MAHADALYJAKARTA.COM – Dalam konsep kesejarahan, pada pemerintahan terdapat proses transisi kepemimpinan dan fase peralihan estafet kewenangan terhadap takhta kekuasaan maka pasti akan diadakan suatu perayaan pesta rakyat secara periodik yang bersumber dari sistem sosial adaptif dan hal ini juga merupakan bentuk konsekuensi di tengah proses kelahiran kesadaran akan maslahat bersama. Pada saat ini, perayaan itu dikenal dengan istilah pemilu atau pemilihan umum. Hal ini dimaksudkan untuk mencegah kekosongan kepemimpinan yang dapat memicu pergolakan terhadap keamanan dan kestabilan wilayah. Namun banyak yang mempertanyakan sistem sosial mana yang paling efisien dan relevan diimplementasikan oleh setiap individu rakyat untuk menjaga keutuhan bangsa itu sendiri? Dari sekian banyaknya sistem sosial, maka sistem yang mana yang layak dan sesuai untuk dijadikan acuan baku untuk melanjutkan kemajuan dan perkembangan atau menyempurnakan kekurangan program oleh otoritas lembaga terdahulu yang pernah ada?

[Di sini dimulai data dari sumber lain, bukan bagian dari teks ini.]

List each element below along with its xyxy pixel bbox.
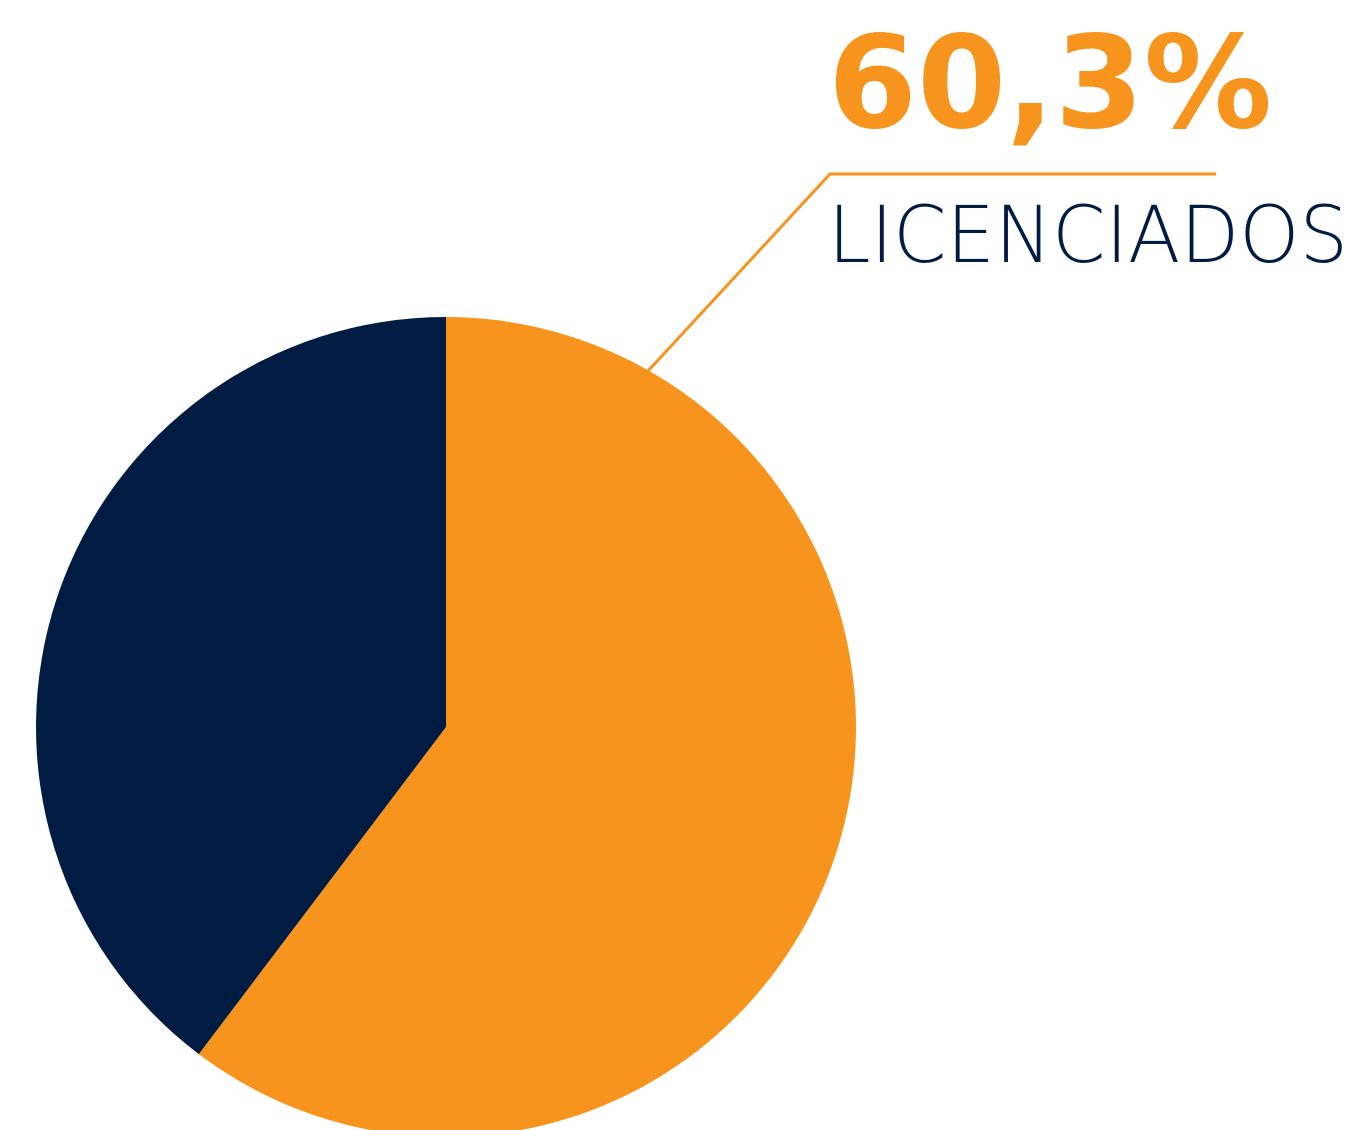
leader-line: [646, 172, 1216, 373]
pie: [36, 317, 856, 1130]
value-label: 60,3%: [828, 9, 1272, 158]
pie-slice: [198, 317, 856, 1130]
pie-slice: [36, 317, 446, 1055]
category-label: LICENCIADOS: [828, 191, 1348, 281]
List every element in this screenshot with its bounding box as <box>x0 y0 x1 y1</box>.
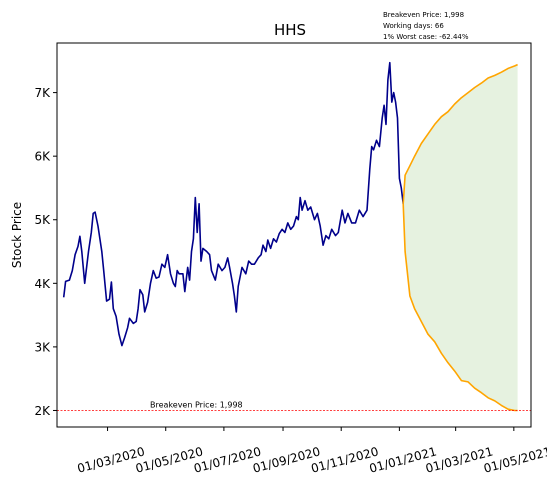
y-tick-label: 7K <box>34 86 51 100</box>
series-line-lower-projection <box>402 203 518 412</box>
y-axis-label: Stock Price <box>10 202 24 268</box>
y-tick-label: 3K <box>34 340 51 354</box>
series-line-historical <box>62 61 404 347</box>
breakeven-label: Breakeven Price: 1,998 <box>150 401 243 410</box>
info-breakeven: Breakeven Price: 1,998 <box>383 11 464 19</box>
y-tick-label: 6K <box>34 150 51 164</box>
info-block: Breakeven Price: 1,998 Working days: 66 … <box>383 11 469 41</box>
info-worst-case: 1% Worst case: -62.44% <box>383 33 469 41</box>
y-tick-label: 4K <box>34 277 51 291</box>
plot-area: Breakeven Price: 1,998 <box>57 61 531 412</box>
y-tick-label: 5K <box>34 213 51 227</box>
chart-title: HHS <box>274 21 306 39</box>
series-line-upper-projection <box>402 63 518 204</box>
projection-band <box>403 64 518 411</box>
plot-frame <box>56 42 532 428</box>
x-tick-label: 01/07/2020 <box>192 444 262 475</box>
info-working-days: Working days: 66 <box>383 22 444 30</box>
y-tick-label: 2K <box>34 404 51 418</box>
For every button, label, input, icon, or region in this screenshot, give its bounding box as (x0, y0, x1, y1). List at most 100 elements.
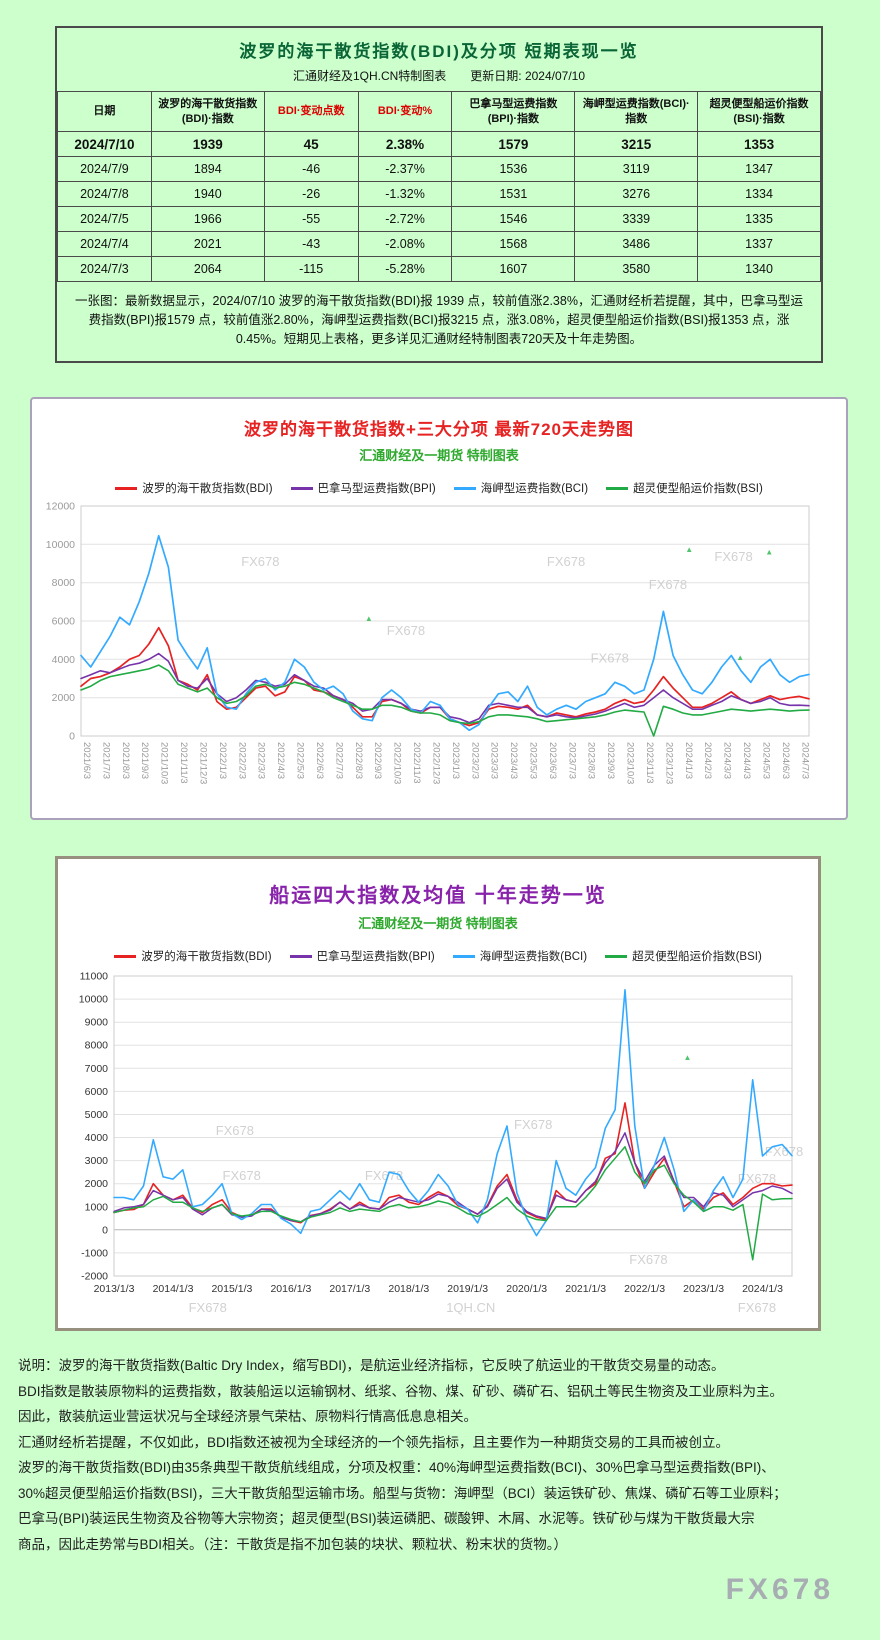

Maka jawabannya adalah Tidak ada. Tidak ada sistem baku yang bisa dijadikan sebagai acuan konkret yang dapat memberikan garansi jaminan atas keberlangsungan pengembangan dan kemajuan hasil dari suatu proses pelaksanaan program generasi terdahulu karena banyak dari ragam tersebut yang awalnya tidak memiliki istilah dan tidak pernah diberi nama. Serta juga karakter kultur masyarakat yang dinamis dewasa ini menuntut toleransi, modernisasi, pengembangan simultan, serta penyegaran teknis yang berkala. Walhasil, kekakuan dan kebakuan sistem hanya akan melukai konsep dan pelaksana konsep itu sendiri.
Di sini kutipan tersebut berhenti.